In plain English, if the plaintiff knew then what he knew now — but for the employer’s deception — and he would never have signed, then he may have a claim.

And while the plaintiff claimed that the company fraudulently induced him into signing the release, the employer had a bunch of good defenses when it moved to dismiss the plaintiff’s complaint.

First, there was the general release that the plaintiff signed. Second, there was the additional language where the employee acknowledged that he was not relying on “any [prior] representations, promises, or agreements of any kind” when signing the release. In other words, regardless of what the company may have told the employee about his prospects with the company, signing the agreement wiped that slate clean. Third, the employee had the opportunity to have counsel review the contract before he signed it.

These defenses seemed good to me.

But, I don’t wear the black robe. Here’s more from the woman that does:

Here, the record before the Court suggests that the anti-reliance clause was not negotiated or highlighted, but rather exists within a boiler plate merger clause near the end of the document. Unlike many of the clauses of the Release, the anti-reliance language was not set apart, bolded, capitalized, or in any way identified to call it out or signify its importance. Moreover, here, the drafter of the release was a sophisticated party, but the Plaintiff was, by all accounts, an unsophisticated party, and thus … it is possible that the presence of anti-reliance language is not dispositive of Plaintiff’s claims. The Court finds that Plaintiff, on the facts currently before the Court, has made a plausible claim for relief for fraudulent inducement.

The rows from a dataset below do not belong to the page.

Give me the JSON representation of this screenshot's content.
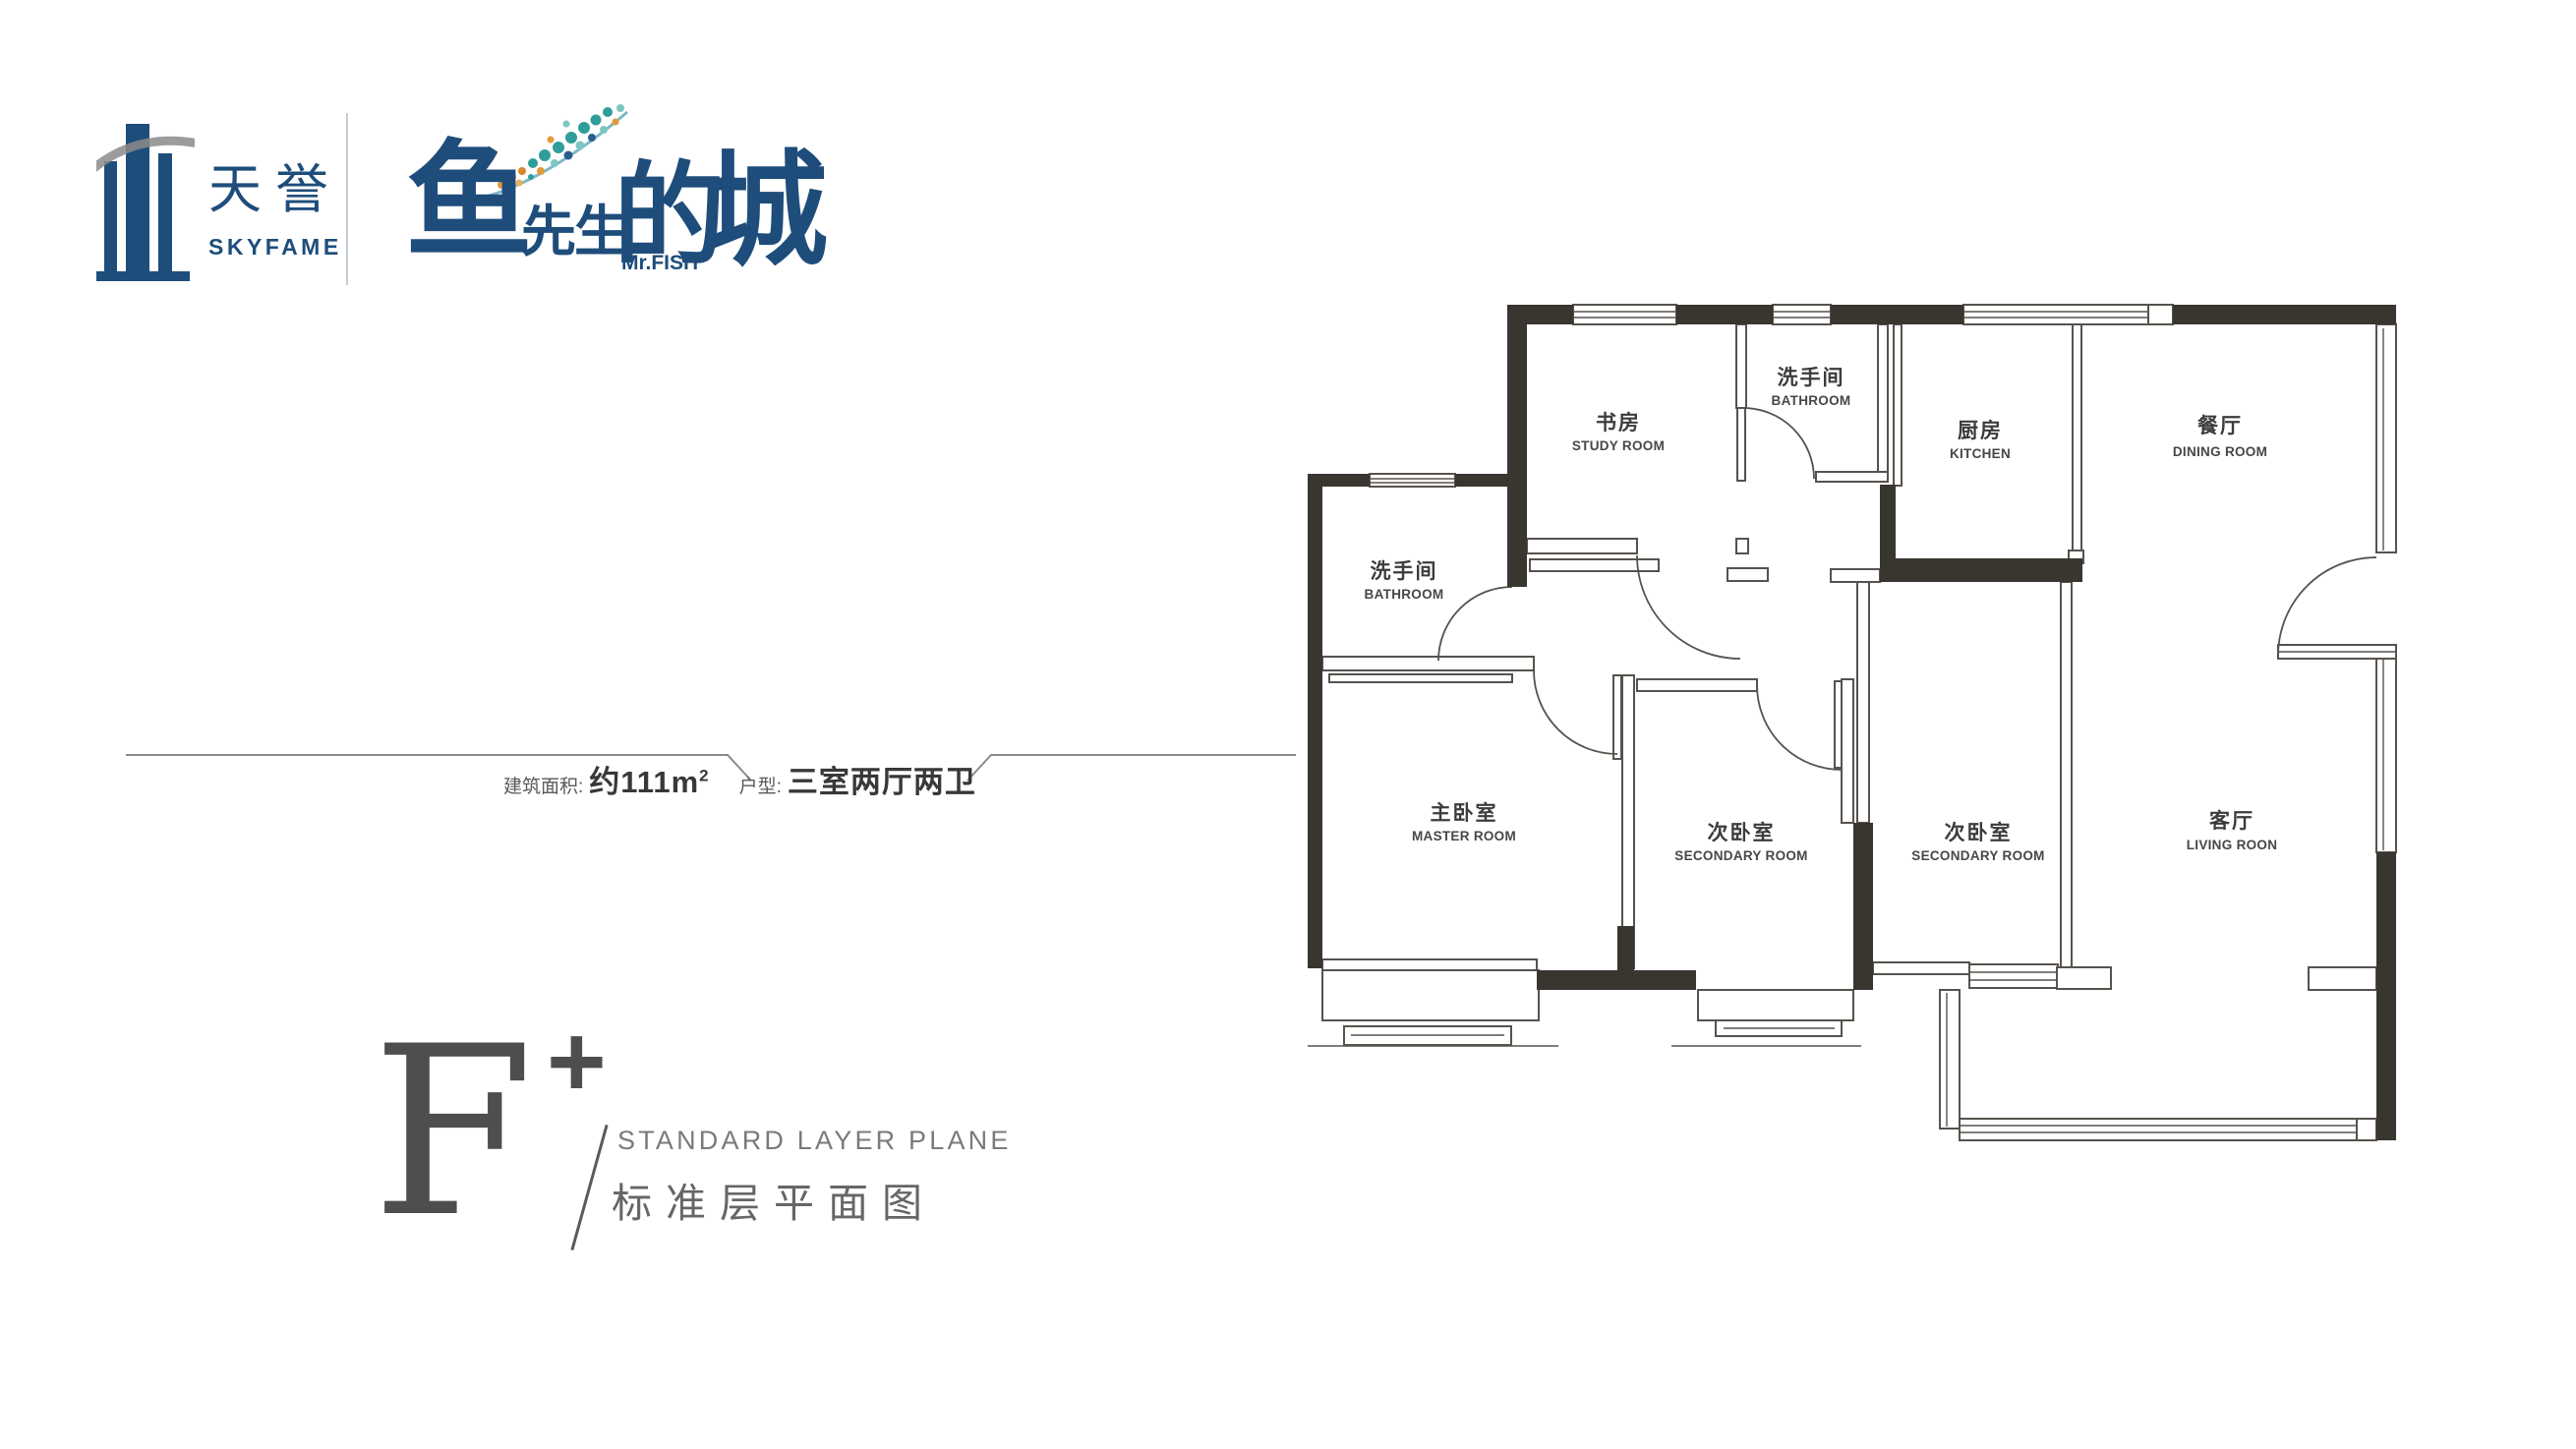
{
  "brand": {
    "logo_cn": "天誉",
    "logo_en": "SKYFAME",
    "product_char_1": "鱼",
    "product_char_23": "先生",
    "product_char_4": "的",
    "product_char_5": "城",
    "product_en": "Mr.FISH",
    "navy": "#1e4d7b",
    "teal": "#2f9e9a",
    "orange": "#e39a3b"
  },
  "title": {
    "letter": "F",
    "plus": "+",
    "subtitle_en": "STANDARD LAYER PLANE",
    "subtitle_cn": "标准层平面图"
  },
  "specs": {
    "area_label": "建筑面积:",
    "area_value": "约111m",
    "area_sup": "2",
    "type_label": "户型:",
    "type_value": "三室两厅两卫"
  },
  "floorplan": {
    "wall_color": "#39352f",
    "line_color": "#57524d",
    "rooms": [
      {
        "cn": "书房",
        "en": "STUDY ROOM"
      },
      {
        "cn": "洗手间",
        "en": "BATHROOM"
      },
      {
        "cn": "厨房",
        "en": "KITCHEN"
      },
      {
        "cn": "餐厅",
        "en": "DINING ROOM"
      },
      {
        "cn": "洗手间",
        "en": "BATHROOM"
      },
      {
        "cn": "主卧室",
        "en": "MASTER ROOM"
      },
      {
        "cn": "次卧室",
        "en": "SECONDARY ROOM"
      },
      {
        "cn": "次卧室",
        "en": "SECONDARY ROOM"
      },
      {
        "cn": "客厅",
        "en": "LIVING ROON"
      }
    ]
  }
}
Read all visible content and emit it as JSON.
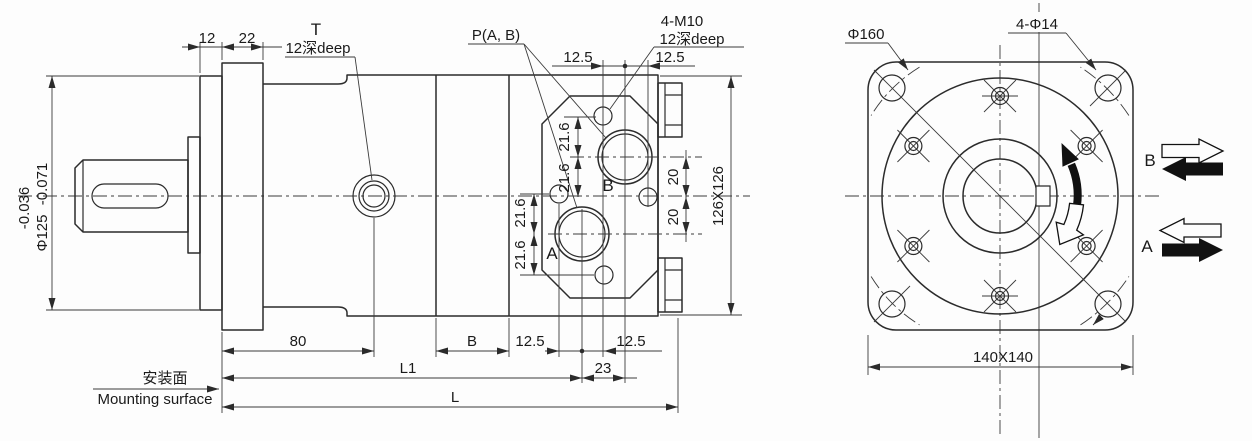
{
  "side_view": {
    "dims": {
      "d12": "12",
      "d22": "22",
      "d12_5": "12.5",
      "d21_6": "21.6",
      "d20": "20",
      "square126": "126X126",
      "d80": "80",
      "dB": "B",
      "dL1": "L1",
      "dL": "L",
      "d23": "23",
      "shaft_dia": "Φ125",
      "tol_upper": "-0.036",
      "tol_lower": "-0.071"
    },
    "labels": {
      "t_port": "T",
      "depth_note": "12深deep",
      "ports_note": "P(A, B)",
      "m10_note": "4-M10",
      "port_a": "A",
      "port_b": "B",
      "mount_cn": "安装面",
      "mount_en": "Mounting surface"
    }
  },
  "front_view": {
    "dims": {
      "bolt_circle": "Φ160",
      "corner_holes": "4-Φ14",
      "square140": "140X140"
    },
    "labels": {
      "line_a": "A",
      "line_b": "B"
    }
  }
}
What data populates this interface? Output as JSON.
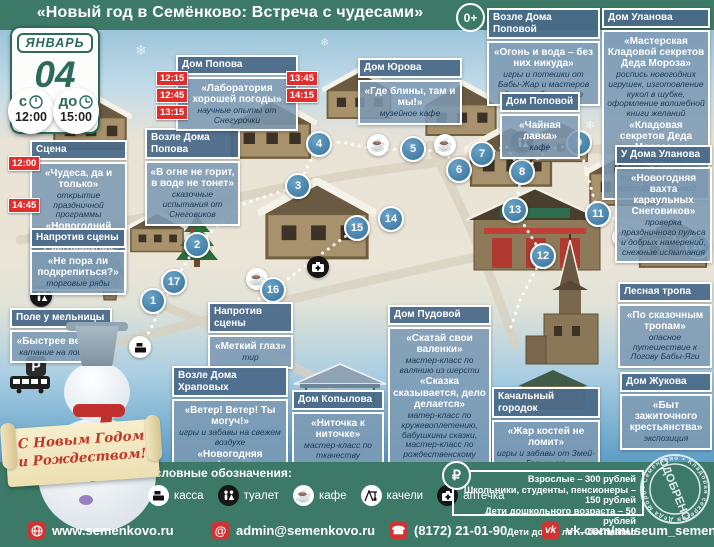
{
  "header": {
    "title": "«Новый год в Семёнково: Встреча с чудесами»",
    "age_badge": "0+"
  },
  "calendar": {
    "month": "ЯНВАРЬ",
    "day": "04",
    "from_label": "с",
    "from_time": "12:00",
    "to_label": "до",
    "to_time": "15:00"
  },
  "boxes": {
    "scena": {
      "header": "Сцена",
      "events": [
        {
          "time": "12:00",
          "name": "«Чудеса, да и только»",
          "desc": "открытие праздничной программы"
        },
        {
          "time": "14:45",
          "name": "«Новогодний флешмоб Снеговичков»",
          "desc": "закрытие праздничной программы"
        }
      ]
    },
    "naprotiv_food": {
      "header": "Напротив сцены",
      "events": [
        {
          "name": "«Не пора ли подкрепиться?»",
          "desc": "торговые ряды"
        }
      ]
    },
    "pole": {
      "header": "Поле у мельницы",
      "events": [
        {
          "name": "«Быстрее ветра!»",
          "desc": "катание на лошадях"
        }
      ]
    },
    "tir": {
      "header": "Напротив сцены",
      "events": [
        {
          "name": "«Меткий глаз»",
          "desc": "тир"
        }
      ]
    },
    "vozle_popova": {
      "header": "Возле Дома Попова",
      "events": [
        {
          "name": "«В огне не горит, в воде не тонет»",
          "desc": "сказочные испытания от Снеговиков"
        }
      ]
    },
    "popov": {
      "header": "Дом Попова",
      "times_left": [
        "12:15",
        "12:45",
        "13:15"
      ],
      "times_right": [
        "13:45",
        "14:15"
      ],
      "events": [
        {
          "name": "«Лаборатория хорошей погоды»",
          "desc": "научные опыты от Снегурочки"
        }
      ]
    },
    "yurov": {
      "header": "Дом Юрова",
      "events": [
        {
          "name": "«Где блины, там и мы!»",
          "desc": "музейное кафе"
        }
      ]
    },
    "vozle_popovoy": {
      "header": "Возле Дома Поповой",
      "events": [
        {
          "name": "«Огонь и вода – без них никуда»",
          "desc": "игры и потешки от Бабы-Жар и мастеров деревни Семенково"
        }
      ]
    },
    "popovoy": {
      "header": "Дом Поповой",
      "events": [
        {
          "name": "«Чайная лавка»",
          "desc": "кафе"
        }
      ]
    },
    "ulanov": {
      "header": "Дом Уланова",
      "events": [
        {
          "name": "«Мастерская Кладовой секретов Деда Мороза»",
          "desc": "роспись новогодних игрушек, изготовление кукол в шубке, оформление волшебной книги желаний"
        },
        {
          "name": "«Кладовая секретов Деда Мороза»",
          "desc": "встреча с Дедом Морозом, посещение тайной комнаты, новогодний хоровод"
        }
      ]
    },
    "u_ulanova": {
      "header": "У Дома Уланова",
      "events": [
        {
          "name": "«Новогодняя вахта караульных Снеговиков»",
          "desc": "проверка праздничного пульса и добрых намерений, снежные испытания"
        }
      ]
    },
    "lesnaya": {
      "header": "Лесная тропа",
      "events": [
        {
          "name": "«По сказочным тропам»",
          "desc": "опасное путешествие к Логову Бабы-Яги"
        }
      ]
    },
    "pudovoy": {
      "header": "Дом Пудовой",
      "events": [
        {
          "name": "«Скатай свои валенки»",
          "desc": "мастер-класс по валянию из шерсти"
        },
        {
          "name": "«Сказка сказывается, дело делается»",
          "desc": "матер-класс по кружевоплетению, бабушкины сказки, мастер-класс по рождественскому ангелу"
        }
      ]
    },
    "kopylov": {
      "header": "Дом Копылова",
      "events": [
        {
          "name": "«Ниточка к ниточке»",
          "desc": "мастер-класс по ткачеству"
        }
      ]
    },
    "hrapovy": {
      "header": "Возле Дома Храповых",
      "events": [
        {
          "name": "«Ветер! Ветер! Ты могуч!»",
          "desc": "игры и забавы на свежем воздухе"
        },
        {
          "name": "«Новогодняя арифметика»",
          "desc": "загадки от Снеговиков"
        }
      ]
    },
    "kachalny": {
      "header": "Качальный городок",
      "events": [
        {
          "name": "«Жар костей не ломит»",
          "desc": "игры и забавы от Змей-Горыныча"
        }
      ]
    },
    "zhukov": {
      "header": "Дом Жукова",
      "events": [
        {
          "name": "«Быт зажиточного крестьянства»",
          "desc": "экспозиция"
        }
      ]
    }
  },
  "marker_labels": [
    "1",
    "2",
    "3",
    "4",
    "5",
    "6",
    "7",
    "8",
    "9",
    "10",
    "11",
    "12",
    "13",
    "14",
    "15",
    "16",
    "17"
  ],
  "banner": {
    "line1": "С Новым Годом",
    "line2": "и Рождеством!"
  },
  "legend": {
    "title": "Условные обозначения:",
    "items": [
      {
        "icon": "cash-register-icon",
        "label": "касса"
      },
      {
        "icon": "toilet-icon",
        "label": "туалет"
      },
      {
        "icon": "cafe-icon",
        "label": "кафе"
      },
      {
        "icon": "swing-icon",
        "label": "качели"
      },
      {
        "icon": "first-aid-icon",
        "label": "аптечка"
      }
    ]
  },
  "prices": {
    "currency_symbol": "₽",
    "lines": [
      "Взрослые – 300 рублей",
      "Школьники, студенты, пенсионеры – 150 рублей",
      "Дети дошкольного возраста – 50 рублей",
      "Дети до 3-х лет – бесплатно"
    ]
  },
  "stamp": {
    "center": "ОДОБРЕНО",
    "ring": "• Семёнково • Кладовая секретов Деда Мороза •"
  },
  "footer": {
    "website": "www.semenkovo.ru",
    "email": "admin@semenkovo.ru",
    "phone": "(8172) 21-01-90",
    "vk": "vk.com/museum_semenkovo"
  },
  "map_icon_glyphs": {
    "cafe": "☕",
    "baba_yaga": "☹"
  }
}
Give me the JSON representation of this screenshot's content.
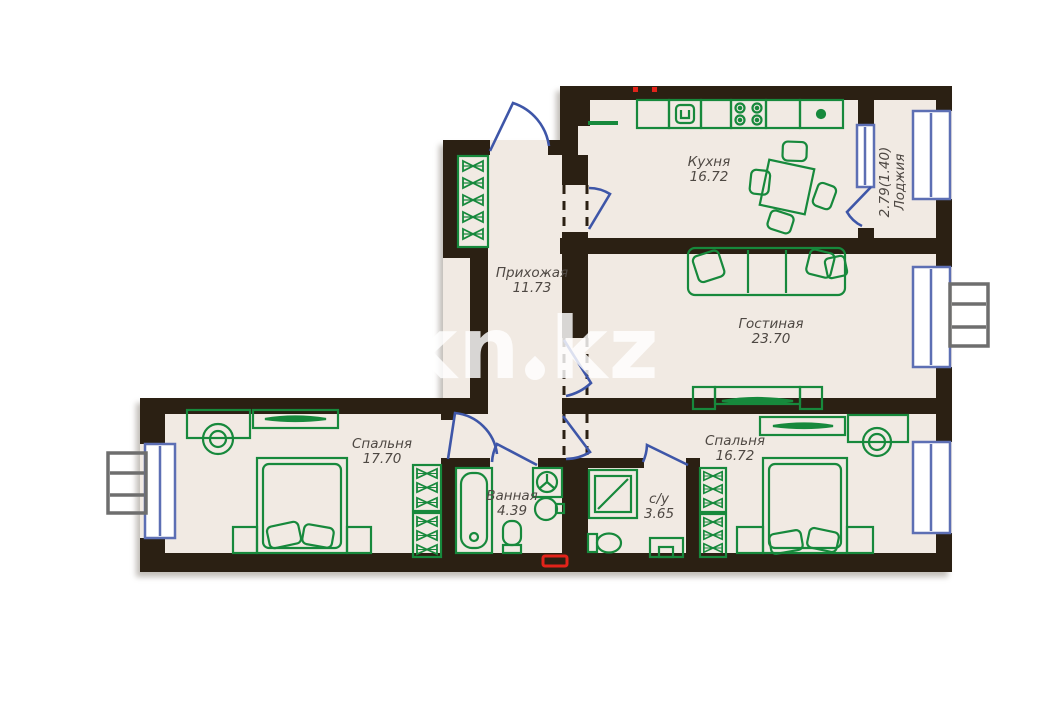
{
  "watermark": {
    "left": "kn",
    "right": "kz"
  },
  "rooms": [
    {
      "id": "kitchen",
      "name": "Кухня",
      "area": "16.72"
    },
    {
      "id": "loggia",
      "name": "Лоджия",
      "area": "2.79(1.40)"
    },
    {
      "id": "hallway",
      "name": "Прихожая",
      "area": "11.73"
    },
    {
      "id": "living-room",
      "name": "Гостиная",
      "area": "23.70"
    },
    {
      "id": "bedroom-left",
      "name": "Спальня",
      "area": "17.70"
    },
    {
      "id": "bedroom-right",
      "name": "Спальня",
      "area": "16.72"
    },
    {
      "id": "bathroom",
      "name": "Ванная",
      "area": "4.39"
    },
    {
      "id": "wc",
      "name": "с/у",
      "area": "3.65"
    }
  ],
  "colors": {
    "wall": "#2b2013",
    "floor": "#f1eae3",
    "furniture": "#17893c",
    "door": "#3e56a8",
    "window": "#5d6fb4",
    "accent_red": "#e2231a"
  }
}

Motion to dismiss denied. Uggh!

Employer takeaways.

What’s that dumb saying? You can lead a horse to water, but you can’t force it to drink.

Yeah, ok, I get it. From now on, I’m going to bold, capitalize, and call out the anti-reliance language to set it apart and signify its importance.

Apart from that, let’s recognize that sh*t happens. In the rarest-of-rare situations like the one the plaintiff describes, I mean, whattaya gonna do? Except probably pay a little bit more to resolve the claim for peace of mind because that’s what you were going for when you offered the severance in the first place. Amirite?